By Lee DeOrio
Another year, another AHIMA conference in the books. Here are a few observations from the recently concluded get-together in picturesque Salt Lake City.
• What does every coding manager desire this holiday season? Conscientious doctors who document with zeal. Nearly every discussion that involved ICD-10, audits, compliance, data mining, and so on ended with audience members telling the speaker that there’s not a single strategy or technology available that is worth its weight in coding manuals unless there is proper documentation.
• Don’t look now but 2015 marks the arrival of ICD-11. It took the United States 23 years to adopt ICD-10 following its introduction in 1990, so who knows how long it will take its heir apparent to hit these shores.
• If the industry doesn’t agree on standards and standardized terminologies, it could very well be headed toward an “e-Tower of Babel,” according to T. B. Ustun, team coordinator of classification, terminologies, and standards at the World Health Organization, who entertained a general session with his charming misaligned metaphors and sly pokes at American culture.
• Education sessions devoted to transcription were few and far between. The one I did find had few fannies in the seats. Sadly for medical transcriptionists, it could be a sign of the times.
• Word was that the final rules regarding HIPAA changes under the HITECH Act and accounting of disclosures will be announced sometime between Thanksgiving and Christmas or “heads will roll.” In a talk on patient access, the AHIMA’s Lou Ann Wiedemann raised a few eyebrows when she relayed a story from Sue McAndrew, deputy director for health information privacy at the Office for Civil Rights, who said she gets daily calls asking her when the HIPAA rule goes final. That is, the original HIPAA rule, circa 1996. Yikes.
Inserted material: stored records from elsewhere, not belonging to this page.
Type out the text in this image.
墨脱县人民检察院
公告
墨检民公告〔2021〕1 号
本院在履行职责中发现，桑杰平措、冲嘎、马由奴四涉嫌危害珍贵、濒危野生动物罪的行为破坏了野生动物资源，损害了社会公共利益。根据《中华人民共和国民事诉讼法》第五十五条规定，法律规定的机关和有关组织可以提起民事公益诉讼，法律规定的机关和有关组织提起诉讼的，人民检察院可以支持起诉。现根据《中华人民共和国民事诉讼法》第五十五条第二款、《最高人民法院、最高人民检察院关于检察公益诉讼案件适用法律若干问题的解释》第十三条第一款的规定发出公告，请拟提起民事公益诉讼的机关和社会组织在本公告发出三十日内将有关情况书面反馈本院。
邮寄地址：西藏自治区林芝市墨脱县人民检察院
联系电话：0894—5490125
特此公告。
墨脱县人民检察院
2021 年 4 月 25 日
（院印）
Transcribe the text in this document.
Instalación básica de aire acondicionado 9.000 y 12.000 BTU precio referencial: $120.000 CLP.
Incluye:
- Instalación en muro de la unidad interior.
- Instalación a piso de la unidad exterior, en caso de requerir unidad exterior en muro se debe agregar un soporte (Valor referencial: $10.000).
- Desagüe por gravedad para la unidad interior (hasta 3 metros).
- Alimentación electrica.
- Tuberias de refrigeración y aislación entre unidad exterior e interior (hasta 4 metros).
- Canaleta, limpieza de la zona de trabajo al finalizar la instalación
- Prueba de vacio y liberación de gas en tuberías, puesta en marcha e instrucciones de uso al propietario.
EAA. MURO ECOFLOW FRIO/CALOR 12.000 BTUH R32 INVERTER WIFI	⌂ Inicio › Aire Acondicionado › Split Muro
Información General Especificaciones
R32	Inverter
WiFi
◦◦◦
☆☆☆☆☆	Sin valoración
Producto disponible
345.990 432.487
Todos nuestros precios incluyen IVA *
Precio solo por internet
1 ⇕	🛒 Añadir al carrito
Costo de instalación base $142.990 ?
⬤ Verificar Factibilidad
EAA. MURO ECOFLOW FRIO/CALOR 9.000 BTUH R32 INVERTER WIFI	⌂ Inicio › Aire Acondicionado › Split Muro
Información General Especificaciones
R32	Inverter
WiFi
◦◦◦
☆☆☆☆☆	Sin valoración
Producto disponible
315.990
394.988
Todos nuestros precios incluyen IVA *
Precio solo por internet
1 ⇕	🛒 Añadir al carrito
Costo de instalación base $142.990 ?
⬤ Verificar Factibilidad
• Want to help your organization prevent privacy violations? Become a wanderer. That’s a suggestion from Mary Poulson, regional director of compliance at Mednax Services, who said HIM staff should make time to periodically walk around the hospital observing and “digging,” as in rifling through wastebaskets to see whether protected health information has been improperly discarded.
• With several major changes—most notably ICD-10—around the corner, coders appear to be placing a renewed emphasis on education. Several I spoke with announced their intentions to take classes or are in the process of doing so.